We are going to use a very simple measurement strategy to develop our own measures. Both local authorities and parliamentary constituencies are nested within the larger geography of (NUTS 1) UK regions, of which there are 11 in England (9), Scotland (1), and Wales (1). Here is the measurement strategy we are going to follow:

  1. Fit a regression model predicting 2016 leave share using 2015 general election vote for the UK Independence Party at the region level. This is a regression with eleven data points and one explanatory variables.1
  2. Construct fitted values from the regression model for all 632 constituencies in England, Scotland and Wales using the 2015 general election vote in that constituency.

This is an example of a measurement strategy that is based on calibrating the relationship between a set of indicators (vote in the 2015 election) and the target of the measurement (vote in the 2016 referendum) and then extrapolating to a new set of units. This provides a way of measuring what we want to measure because whereas the 2016 referendum vote is not available on the geographic boundaries that we are interested in (parliamentary constituencies), the 2015 election vote was available on those geographic boundaries. Because both votes are available at the region level, we can use that level of geography to “translate” between the two. How well this works depends on how strong the relationship is between the indicators and the target of the measurement, and whether that relationship is similar in the units on which we train or calibrate the model (regions) to the relationship in the units on which we apply that model to construct fitted values.

  1. Load the region data file chapter-2-region.csv and plot the variable Leave16 (y) as a function of UKIP15 (x).
  1. Fit a simple linear regression predicting Leave16 using UKIP15. Interpret the coefficient on UKIP15. What do we learn from the \(R^2\) of the model? Add a regression line to your plot from Q1.
  1. Load the constituency level data file chapter-2-constituency.csv and construct fitted values for each constituency using the variable UKIP15 from that file plus the fitted model. You can either do this by manually constructing the fitted values using the estimated coefficients for the intercept and UKIP15 or using a predict() command with the newdata argument set to the constituency dataframe.
  1. Plot the fitted values you constructed in Q3 against Chris Hanretty’s estimates (the variable Leave16_Hanretty from chapter-2-constituency.csv). Add a line to the plot with intercept 0 and slope 1. What does this line correspond to? What do the deviations of the points from the line correspond to?
  1. Why is there a horizontal row of data points at the bottom of the plot? Hint: Compare the value of these points to the coefficients from the regression model we used to form our measure.
  1. What are the mean and standard deviation of our measurement errors (if Chris Hanretty’s estimates are correct)? What is the correlation between the measurement error and the Hanretty estimates?
  1. How much of \(\mu\) is in \(m\)? Calculate and report the correlation, \(R^2\) as well as Kendall’s \(\tau\) between our measure and Hanretty’s estimates.
  1. Another measurement strategy that we could have followed would be to simply assume that all constituencies in each region had the same Leave vote share as the region overall. One way to do this is with the following command (change the data and newdata arguments to match how you have saved your datasets).
predict(lm(Leave16~Region,data=region_data),newdata= constituency_data)

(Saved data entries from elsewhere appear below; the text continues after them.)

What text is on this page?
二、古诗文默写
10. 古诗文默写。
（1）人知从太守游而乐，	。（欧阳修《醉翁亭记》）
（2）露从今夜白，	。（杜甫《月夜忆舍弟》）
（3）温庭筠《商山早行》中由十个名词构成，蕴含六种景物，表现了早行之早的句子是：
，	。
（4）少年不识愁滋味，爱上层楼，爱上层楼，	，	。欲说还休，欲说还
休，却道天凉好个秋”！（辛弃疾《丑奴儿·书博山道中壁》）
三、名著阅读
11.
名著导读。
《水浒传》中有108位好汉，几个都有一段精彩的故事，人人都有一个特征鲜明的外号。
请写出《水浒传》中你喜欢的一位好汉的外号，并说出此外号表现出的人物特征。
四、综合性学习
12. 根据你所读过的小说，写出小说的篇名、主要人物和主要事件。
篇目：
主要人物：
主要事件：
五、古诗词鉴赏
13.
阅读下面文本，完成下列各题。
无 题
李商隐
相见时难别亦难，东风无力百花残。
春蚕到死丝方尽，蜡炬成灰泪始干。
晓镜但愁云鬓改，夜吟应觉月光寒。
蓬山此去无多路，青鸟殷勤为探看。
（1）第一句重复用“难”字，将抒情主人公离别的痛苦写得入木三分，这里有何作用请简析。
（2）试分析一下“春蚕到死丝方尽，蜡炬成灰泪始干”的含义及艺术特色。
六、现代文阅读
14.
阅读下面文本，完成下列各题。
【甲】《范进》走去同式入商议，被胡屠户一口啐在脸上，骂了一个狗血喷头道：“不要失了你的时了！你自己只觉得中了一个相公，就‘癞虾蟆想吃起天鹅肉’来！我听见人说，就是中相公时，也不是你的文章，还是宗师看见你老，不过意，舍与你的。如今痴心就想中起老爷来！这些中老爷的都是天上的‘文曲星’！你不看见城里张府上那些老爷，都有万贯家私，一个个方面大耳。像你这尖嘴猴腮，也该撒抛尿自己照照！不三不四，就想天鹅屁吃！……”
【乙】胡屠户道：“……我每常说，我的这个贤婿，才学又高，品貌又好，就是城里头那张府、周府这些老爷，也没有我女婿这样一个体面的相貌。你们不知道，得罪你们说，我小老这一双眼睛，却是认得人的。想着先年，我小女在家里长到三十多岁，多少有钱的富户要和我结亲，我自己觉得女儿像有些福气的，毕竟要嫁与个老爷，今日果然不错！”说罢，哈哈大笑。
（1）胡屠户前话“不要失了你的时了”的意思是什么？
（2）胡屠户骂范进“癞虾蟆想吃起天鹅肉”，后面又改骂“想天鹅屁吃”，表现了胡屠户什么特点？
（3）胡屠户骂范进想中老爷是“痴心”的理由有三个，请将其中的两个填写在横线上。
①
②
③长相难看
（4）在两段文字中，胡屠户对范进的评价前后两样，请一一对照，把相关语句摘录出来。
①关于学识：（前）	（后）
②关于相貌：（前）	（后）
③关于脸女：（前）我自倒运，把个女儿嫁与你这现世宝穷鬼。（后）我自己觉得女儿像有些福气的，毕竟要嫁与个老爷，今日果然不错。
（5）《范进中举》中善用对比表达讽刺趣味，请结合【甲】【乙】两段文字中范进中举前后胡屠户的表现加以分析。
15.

Evaluate whether this Region-based measure is a better or worse measure of Leave vote share in constituencies than the UKIP15-based measure we constructed previously, by comparison to Chris Hanretty’s estimates. To do this, you will need to repeat some of the above analyses that we did for the UKIP15-based measure and then make a judgment call based on what you find.

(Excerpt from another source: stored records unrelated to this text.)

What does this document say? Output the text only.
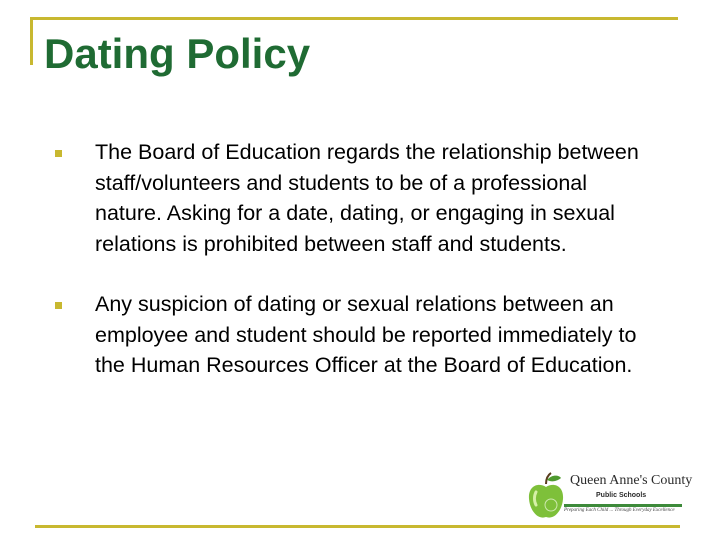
Dating Policy
The Board of Education regards the relationship between staff/volunteers and students to be of a professional nature. Asking for a date, dating, or engaging in sexual relations is prohibited between staff and students.
Any suspicion of dating or sexual relations between an employee and student should be reported immediately to the Human Resources Officer at the Board of Education.
Queen Anne's County
Public Schools
Preparing Each Child ... Through Everyday Excellence
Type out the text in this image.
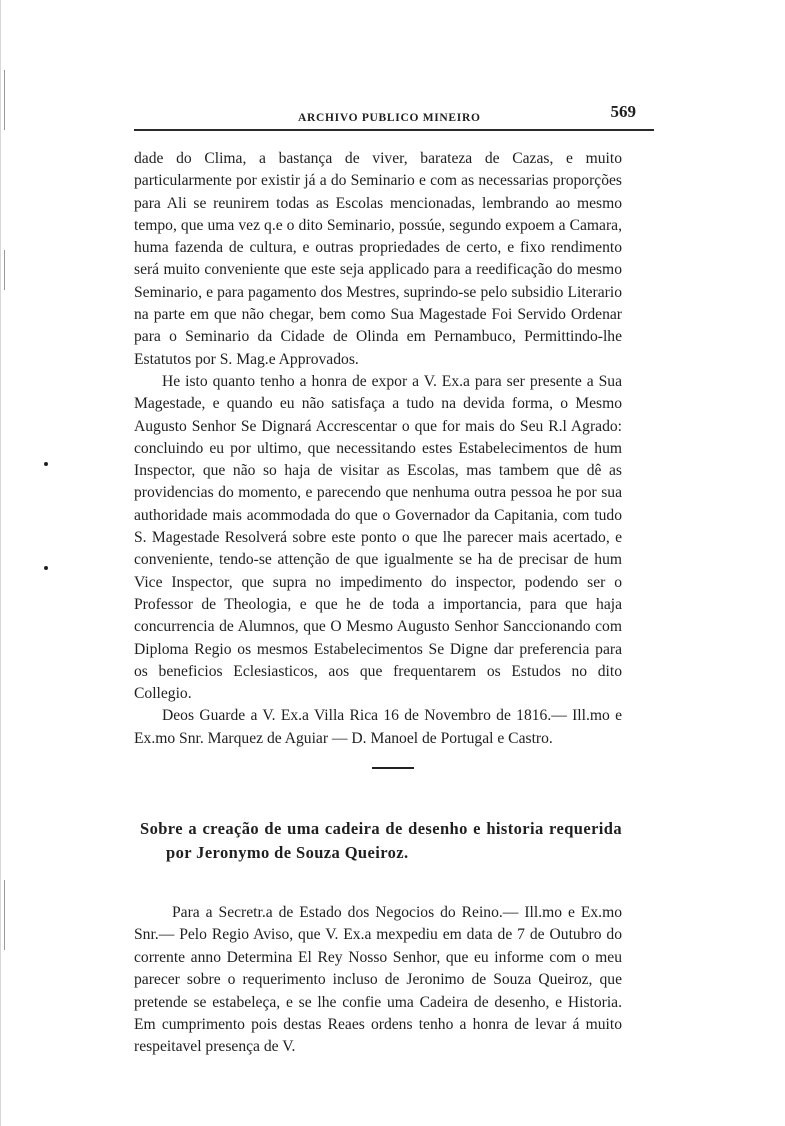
ARCHIVO PUBLICO MINEIRO	569

dade do Clima, a bastança de viver, barateza de Cazas, e muito particularmente por existir já a do Seminario e com as necessarias proporções para Ali se reunirem todas as Escolas mencionadas, lembrando ao mesmo tempo, que uma vez q.e o dito Seminario, possúe, segundo expoem a Camara, huma fazenda de cultura, e outras propriedades de certo, e fixo rendimento será muito conveniente que este seja applicado para a reedificação do mesmo Seminario, e para pagamento dos Mestres, suprindo-se pelo subsidio Literario na parte em que não chegar, bem como Sua Magestade Foi Servido Ordenar para o Seminario da Cidade de Olinda em Pernambuco, Permittindo-lhe Estatutos por S. Mag.e Approvados.

He isto quanto tenho a honra de expor a V. Ex.a para ser presente a Sua Magestade, e quando eu não satisfaça a tudo na devida forma, o Mesmo Augusto Senhor Se Dignará Accrescentar o que for mais do Seu R.l Agrado: concluindo eu por ultimo, que necessitando estes Estabelecimentos de hum Inspector, que não so haja de visitar as Escolas, mas tambem que dê as providencias do momento, e parecendo que nenhuma outra pessoa he por sua authoridade mais acommodada do que o Governador da Capitania, com tudo S. Magestade Resolverá sobre este ponto o que lhe parecer mais acertado, e conveniente, tendo-se attenção de que igualmente se ha de precisar de hum Vice Inspector, que supra no impedimento do inspector, podendo ser o Professor de Theologia, e que he de toda a importancia, para que haja concurrencia de Alumnos, que O Mesmo Augusto Senhor Sanccionando com Diploma Regio os mesmos Estabelecimentos Se Digne dar preferencia para os beneficios Eclesiasticos, aos que frequentarem os Estudos no dito Collegio.

Deos Guarde a V. Ex.a Villa Rica 16 de Novembro de 1816.— Ill.mo e Ex.mo Snr. Marquez de Aguiar — D. Manoel de Portugal e Castro.

Sobre a creação de uma cadeira de desenho e historia requerida por Jeronymo de Souza Queiroz.

Para a Secretr.a de Estado dos Negocios do Reino.— Ill.mo e Ex.mo Snr.— Pelo Regio Aviso, que V. Ex.a mexpediu em data de 7 de Outubro do corrente anno Determina El Rey Nosso Senhor, que eu informe com o meu parecer sobre o requerimento incluso de Jeronimo de Souza Queiroz, que pretende se estabeleça, e se lhe confie uma Cadeira de desenho, e Historia. Em cumprimento pois destas Reaes ordens tenho a honra de levar á muito respeitavel presença de V.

  1. Now imagine we want to study patterns in the Conservative Party’s gains between the 2015 and 2017 elections. We have a theory that the Conservative Party will have gained more votes in places that supported Leave in the referendum to a greater extent. We want to assess how strong that relationship is. Estimate three regression models for the change in Conservative vote share between 2015 and 2017, one using our UKIP15-based estimates of the Leave vote on constituency boundaries, one using our Region-based estimates, and one using the Hanretty estimates. You will need to construct the variable for the Conservative vote share change from Con15 and Con17 in the constituency data.
  1. Given the material in the lecture, what are some possible explanations for these differences in the coefficients from Q8 (again, maintaining the assumption that the Hanretty estimates are actually correct)?

References

Hanretty, Chris. 2017. “Areal Interpolation and the UK’s Referendum on EU Membership.” Journal of Elections, Public Opinion and Parties 27 (4): 466–83.

  1. As I said, this is not a very good measurement strategy, although it isn’t terrible either. If we had more data points, we might include more explanatory variables (indicators) such as vote for the Conservative Party, etc.↩︎